Foster notes that while that explanation may seem hyperbolic, it is particularly relevant to machine learning.
“That idea of calibration and doing predictions when the world’s out to get you, is now relatively standard in machine learning. It grew out of connecting a lot of computer science,” he explains. “In computer science, for most things that you can prove, you can show the worst case and the average case are about the same. So the worst possible data for a sorting algorithm is about as hard to sort as a typical problem for sorting. We took that model and said, ‘Well, is it true in statistics?’ And that’s where this idea came from. That you can make these predictions that are every bit as good, even when nature is out there trying to fool you.”

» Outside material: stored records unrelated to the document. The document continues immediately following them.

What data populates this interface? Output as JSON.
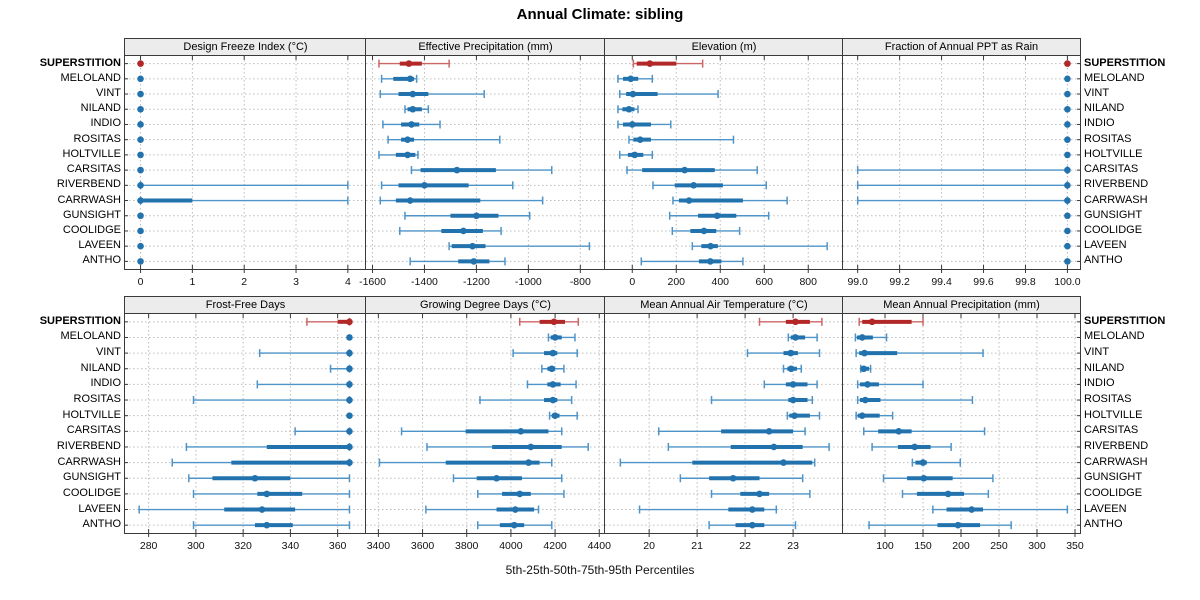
{
  "title": "Annual Climate: sibling",
  "caption": "5th-25th-50th-75th-95th Percentiles",
  "highlight_site": "SUPERSTITION",
  "colors": {
    "normal": "#2272ae",
    "normal_light": "#4e94c8",
    "highlight": "#b22727",
    "highlight_light": "#cc6666",
    "strip_bg": "#ececec",
    "grid": "#bdbdbd",
    "border": "#3a3a3a",
    "tick_text": "#111111"
  },
  "chart_data": {
    "type": "dotplot-percentiles",
    "percentiles": [
      5,
      25,
      50,
      75,
      95
    ],
    "legend_note": "each row shows 5th-25th-50th-75th-95th percentile whisker, box and median dot",
    "categories": [
      "SUPERSTITION",
      "MELOLAND",
      "VINT",
      "NILAND",
      "INDIO",
      "ROSITAS",
      "HOLTVILLE",
      "CARSITAS",
      "RIVERBEND",
      "CARRWASH",
      "GUNSIGHT",
      "COOLIDGE",
      "LAVEEN",
      "ANTHO"
    ],
    "panels": [
      {
        "title": "Design Freeze Index (°C)",
        "row": 0,
        "col": 0,
        "xlim": [
          -0.3,
          4.35
        ],
        "ticks": [
          0,
          1,
          2,
          3,
          4
        ],
        "tick_labels": [
          "0",
          "1",
          "2",
          "3",
          "4"
        ],
        "series": [
          [
            0,
            0,
            0,
            0,
            0
          ],
          [
            0,
            0,
            0,
            0,
            0
          ],
          [
            0,
            0,
            0,
            0,
            0
          ],
          [
            0,
            0,
            0,
            0,
            0
          ],
          [
            0,
            0,
            0,
            0,
            0
          ],
          [
            0,
            0,
            0,
            0,
            0
          ],
          [
            0,
            0,
            0,
            0,
            0
          ],
          [
            0,
            0,
            0,
            0,
            0
          ],
          [
            0,
            0,
            0,
            0,
            4
          ],
          [
            0,
            0,
            0,
            1,
            4
          ],
          [
            0,
            0,
            0,
            0,
            0
          ],
          [
            0,
            0,
            0,
            0,
            0
          ],
          [
            0,
            0,
            0,
            0,
            0
          ],
          [
            0,
            0,
            0,
            0,
            0
          ]
        ]
      },
      {
        "title": "Effective Precipitation (mm)",
        "row": 0,
        "col": 1,
        "xlim": [
          -1625,
          -705
        ],
        "ticks": [
          -1600,
          -1400,
          -1200,
          -1000,
          -800
        ],
        "tick_labels": [
          "-1600",
          "-1400",
          "-1200",
          "-1000",
          "-800"
        ],
        "series": [
          [
            -1575,
            -1495,
            -1460,
            -1410,
            -1305
          ],
          [
            -1565,
            -1520,
            -1455,
            -1440,
            -1430
          ],
          [
            -1570,
            -1500,
            -1445,
            -1385,
            -1170
          ],
          [
            -1475,
            -1465,
            -1445,
            -1410,
            -1385
          ],
          [
            -1560,
            -1490,
            -1450,
            -1420,
            -1340
          ],
          [
            -1540,
            -1490,
            -1465,
            -1440,
            -1110
          ],
          [
            -1575,
            -1510,
            -1465,
            -1435,
            -1425
          ],
          [
            -1450,
            -1415,
            -1275,
            -1125,
            -910
          ],
          [
            -1565,
            -1500,
            -1400,
            -1230,
            -1060
          ],
          [
            -1570,
            -1510,
            -1455,
            -1185,
            -945
          ],
          [
            -1475,
            -1300,
            -1200,
            -1115,
            -995
          ],
          [
            -1495,
            -1335,
            -1250,
            -1175,
            -1105
          ],
          [
            -1305,
            -1295,
            -1215,
            -1165,
            -765
          ],
          [
            -1455,
            -1270,
            -1210,
            -1150,
            -1090
          ]
        ]
      },
      {
        "title": "Elevation (m)",
        "row": 0,
        "col": 2,
        "xlim": [
          -124,
          958
        ],
        "ticks": [
          0,
          200,
          400,
          600,
          800
        ],
        "tick_labels": [
          "0",
          "200",
          "400",
          "600",
          "800"
        ],
        "series": [
          [
            5,
            20,
            80,
            200,
            320
          ],
          [
            -65,
            -42,
            -7,
            27,
            91
          ],
          [
            -57,
            -28,
            3,
            115,
            390
          ],
          [
            -65,
            -45,
            -15,
            10,
            26
          ],
          [
            -65,
            -42,
            0,
            85,
            175
          ],
          [
            -15,
            5,
            36,
            85,
            460
          ],
          [
            -57,
            -20,
            11,
            50,
            91
          ],
          [
            -24,
            45,
            238,
            375,
            568
          ],
          [
            94,
            193,
            279,
            412,
            609
          ],
          [
            185,
            212,
            258,
            503,
            704
          ],
          [
            170,
            299,
            386,
            473,
            620
          ],
          [
            182,
            264,
            326,
            382,
            488
          ],
          [
            273,
            314,
            356,
            389,
            886
          ],
          [
            41,
            303,
            355,
            405,
            503
          ]
        ]
      },
      {
        "title": "Fraction of Annual PPT as Rain",
        "row": 0,
        "col": 3,
        "xlim": [
          98.93,
          100.06
        ],
        "ticks": [
          99.0,
          99.2,
          99.4,
          99.6,
          99.8,
          100.0
        ],
        "tick_labels": [
          "99.0",
          "99.2",
          "99.4",
          "99.6",
          "99.8",
          "100.0"
        ],
        "series": [
          [
            100,
            100,
            100,
            100,
            100
          ],
          [
            100,
            100,
            100,
            100,
            100
          ],
          [
            100,
            100,
            100,
            100,
            100
          ],
          [
            100,
            100,
            100,
            100,
            100
          ],
          [
            100,
            100,
            100,
            100,
            100
          ],
          [
            100,
            100,
            100,
            100,
            100
          ],
          [
            100,
            100,
            100,
            100,
            100
          ],
          [
            99.0,
            100,
            100,
            100,
            100
          ],
          [
            99.0,
            100,
            100,
            100,
            100
          ],
          [
            99.0,
            100,
            100,
            100,
            100
          ],
          [
            100,
            100,
            100,
            100,
            100
          ],
          [
            100,
            100,
            100,
            100,
            100
          ],
          [
            100,
            100,
            100,
            100,
            100
          ],
          [
            100,
            100,
            100,
            100,
            100
          ]
        ]
      },
      {
        "title": "Frost-Free Days",
        "row": 1,
        "col": 0,
        "xlim": [
          270,
          372
        ],
        "ticks": [
          280,
          300,
          320,
          340,
          360
        ],
        "tick_labels": [
          "280",
          "300",
          "320",
          "340",
          "360"
        ],
        "series": [
          [
            347,
            360,
            365,
            365,
            365
          ],
          [
            365,
            365,
            365,
            365,
            365
          ],
          [
            327,
            365,
            365,
            365,
            365
          ],
          [
            357,
            365,
            365,
            365,
            365
          ],
          [
            326,
            365,
            365,
            365,
            365
          ],
          [
            299,
            365,
            365,
            365,
            365
          ],
          [
            365,
            365,
            365,
            365,
            365
          ],
          [
            342,
            365,
            365,
            365,
            365
          ],
          [
            296,
            330,
            365,
            365,
            365
          ],
          [
            290,
            315,
            365,
            365,
            365
          ],
          [
            297,
            307,
            325,
            340,
            365
          ],
          [
            299,
            326,
            330,
            345,
            365
          ],
          [
            276,
            312,
            328,
            342,
            365
          ],
          [
            299,
            325,
            330,
            341,
            365
          ]
        ]
      },
      {
        "title": "Growing Degree Days (°C)",
        "row": 1,
        "col": 1,
        "xlim": [
          3344,
          4426
        ],
        "ticks": [
          3400,
          3600,
          3800,
          4000,
          4200,
          4400
        ],
        "tick_labels": [
          "3400",
          "3600",
          "3800",
          "4000",
          "4200",
          "4400"
        ],
        "series": [
          [
            4040,
            4130,
            4195,
            4245,
            4305
          ],
          [
            4170,
            4180,
            4200,
            4230,
            4290
          ],
          [
            4010,
            4150,
            4190,
            4210,
            4300
          ],
          [
            4140,
            4165,
            4185,
            4200,
            4240
          ],
          [
            4075,
            4165,
            4190,
            4225,
            4295
          ],
          [
            3860,
            4150,
            4190,
            4210,
            4275
          ],
          [
            4175,
            4185,
            4200,
            4220,
            4300
          ],
          [
            3505,
            3795,
            4045,
            4170,
            4230
          ],
          [
            3620,
            3915,
            4090,
            4230,
            4350
          ],
          [
            3405,
            3705,
            4080,
            4130,
            4185
          ],
          [
            3740,
            3845,
            3935,
            4050,
            4230
          ],
          [
            3850,
            3960,
            4040,
            4090,
            4240
          ],
          [
            3615,
            3935,
            4020,
            4105,
            4125
          ],
          [
            3850,
            3950,
            4015,
            4060,
            4185
          ]
        ]
      },
      {
        "title": "Mean Annual Air Temperature (°C)",
        "row": 1,
        "col": 2,
        "xlim": [
          19.08,
          24.04
        ],
        "ticks": [
          20,
          21,
          22,
          23
        ],
        "tick_labels": [
          "20",
          "21",
          "22",
          "23"
        ],
        "series": [
          [
            22.3,
            22.85,
            23.05,
            23.35,
            23.6
          ],
          [
            22.9,
            22.95,
            23.05,
            23.25,
            23.5
          ],
          [
            22.05,
            22.8,
            22.95,
            23.1,
            23.55
          ],
          [
            22.8,
            22.88,
            22.96,
            23.08,
            23.17
          ],
          [
            22.4,
            22.85,
            23.0,
            23.3,
            23.5
          ],
          [
            21.3,
            22.9,
            23.0,
            23.3,
            23.4
          ],
          [
            22.88,
            22.92,
            23.03,
            23.35,
            23.55
          ],
          [
            20.2,
            21.5,
            22.5,
            23.0,
            23.25
          ],
          [
            20.4,
            21.7,
            22.6,
            23.2,
            23.75
          ],
          [
            19.4,
            20.9,
            22.8,
            23.4,
            23.45
          ],
          [
            20.65,
            21.25,
            21.75,
            22.3,
            23.2
          ],
          [
            21.3,
            21.9,
            22.3,
            22.5,
            23.35
          ],
          [
            19.8,
            21.65,
            22.15,
            22.4,
            22.65
          ],
          [
            21.25,
            21.8,
            22.15,
            22.4,
            23.05
          ]
        ]
      },
      {
        "title": "Mean Annual Precipitation (mm)",
        "row": 1,
        "col": 3,
        "xlim": [
          44.7,
          356.6
        ],
        "ticks": [
          100,
          150,
          200,
          250,
          300,
          350
        ],
        "tick_labels": [
          "100",
          "150",
          "200",
          "250",
          "300",
          "350"
        ],
        "series": [
          [
            66,
            70,
            83,
            135,
            150
          ],
          [
            61,
            63,
            70,
            84,
            102
          ],
          [
            62,
            66,
            73,
            116,
            229
          ],
          [
            68,
            69,
            72,
            79,
            81
          ],
          [
            64,
            67,
            77,
            92,
            150
          ],
          [
            64,
            67,
            74,
            94,
            215
          ],
          [
            62,
            64,
            70,
            93,
            110
          ],
          [
            72,
            91,
            118,
            135,
            231
          ],
          [
            83,
            117,
            139,
            160,
            187
          ],
          [
            136,
            140,
            150,
            155,
            199
          ],
          [
            98,
            129,
            151,
            189,
            242
          ],
          [
            123,
            142,
            183,
            204,
            236
          ],
          [
            163,
            181,
            214,
            229,
            340
          ],
          [
            79,
            169,
            196,
            225,
            266
          ]
        ]
      }
    ]
  }
}
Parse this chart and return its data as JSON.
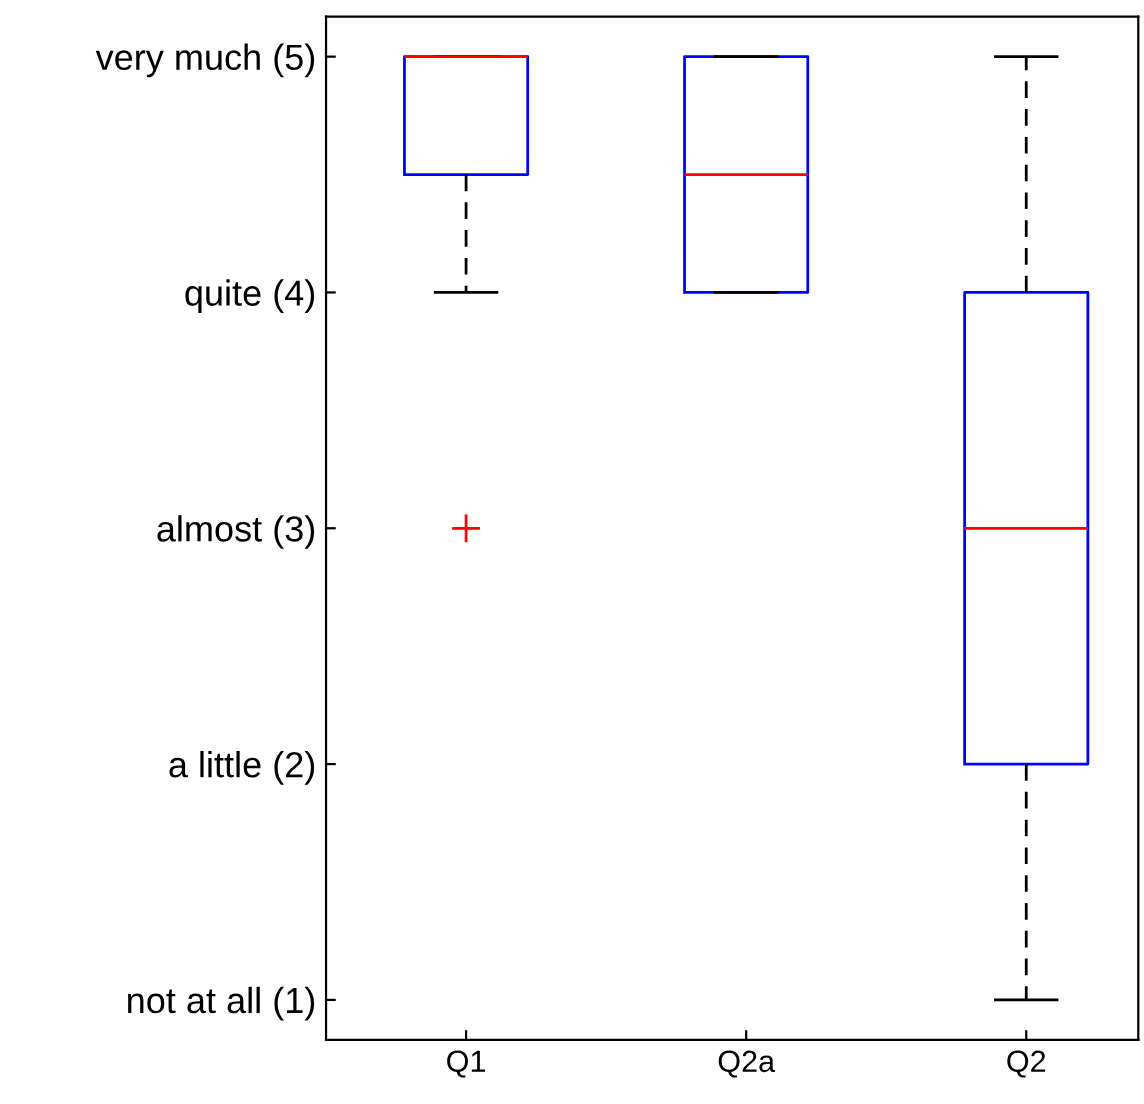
{
  "chart_data": {
    "type": "box",
    "categories": [
      "Q1",
      "Q2a",
      "Q2"
    ],
    "boxes": [
      {
        "low": 4,
        "q1": 4.5,
        "median": 5,
        "q3": 5,
        "high": 5,
        "outliers": [
          3
        ]
      },
      {
        "low": 4,
        "q1": 4,
        "median": 4.5,
        "q3": 5,
        "high": 5
      },
      {
        "low": 1,
        "q1": 2,
        "median": 3,
        "q3": 4,
        "high": 5
      }
    ],
    "color": "#0000ff",
    "ylim": [
      0.83,
      5.17
    ],
    "yticks": [
      {
        "value": 1,
        "label": "not at all (1)"
      },
      {
        "value": 2,
        "label": "a little (2)"
      },
      {
        "value": 3,
        "label": "almost (3)"
      },
      {
        "value": 4,
        "label": "quite (4)"
      },
      {
        "value": 5,
        "label": "very much (5)"
      }
    ],
    "grid": false,
    "legend": false
  }
}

That idea has roots in game theory, an area in which calibration is particularly useful. Game theory assumes your opponent is attempting to fool you, for example, a chess player who wants you to think your queen is in danger when it really isn’t. Making errant predictions (or forecasts) means you will lose more frequently. Alternately, calibrated predictions can help you win more often.
“With a calibrated forecast, if I believe someone will take some action two-thirds of the time and two-thirds of the time they actually do that, I can now know two-thirds is the right answer,” he says. “And I can trust that I won’t have to go back and say, ‘Well, most of time, it landed the other way…’ It’s landing the way I thought it was going to land.”
Foster noted that calibration also helps ensure that forecasts aren’t tripped up by things like sample sizes. “A way to describe calibration for our forecast is that, after we announce the forecast, someone else shouldn’t be able to come along and say, ‘Hey, if you made that forecast 20% larger it would be more accurate.’ Calibration is a check to make sure that you haven’t left an easy, low-hanging fruit modification around.”
As to the future of forecasting, when it comes to supply chain optimization, Foster sees lots of potential. He is particularly excited about Amazon’s expanded usage of reinforcement learning, a machine learning approach focused on maximizing cumulative reward.
“I’ve been working on how to take a more economic viewpoint,” Foster said. “How do we connect the forecast to the economic decisions that we make so there’s a more integrated approach? We’re trying to do this by applying more reinforcement learning techniques.”
For all of the citations and accolades his paper has earned, it didn’t start smoothly. “When we first tried to publish the paper, it was a shock enough in statistics journals that it was rejected several times,” Foster recalled. “One referee said, ‘You’re trying to predict the unpredictable.’” In a way, he still is.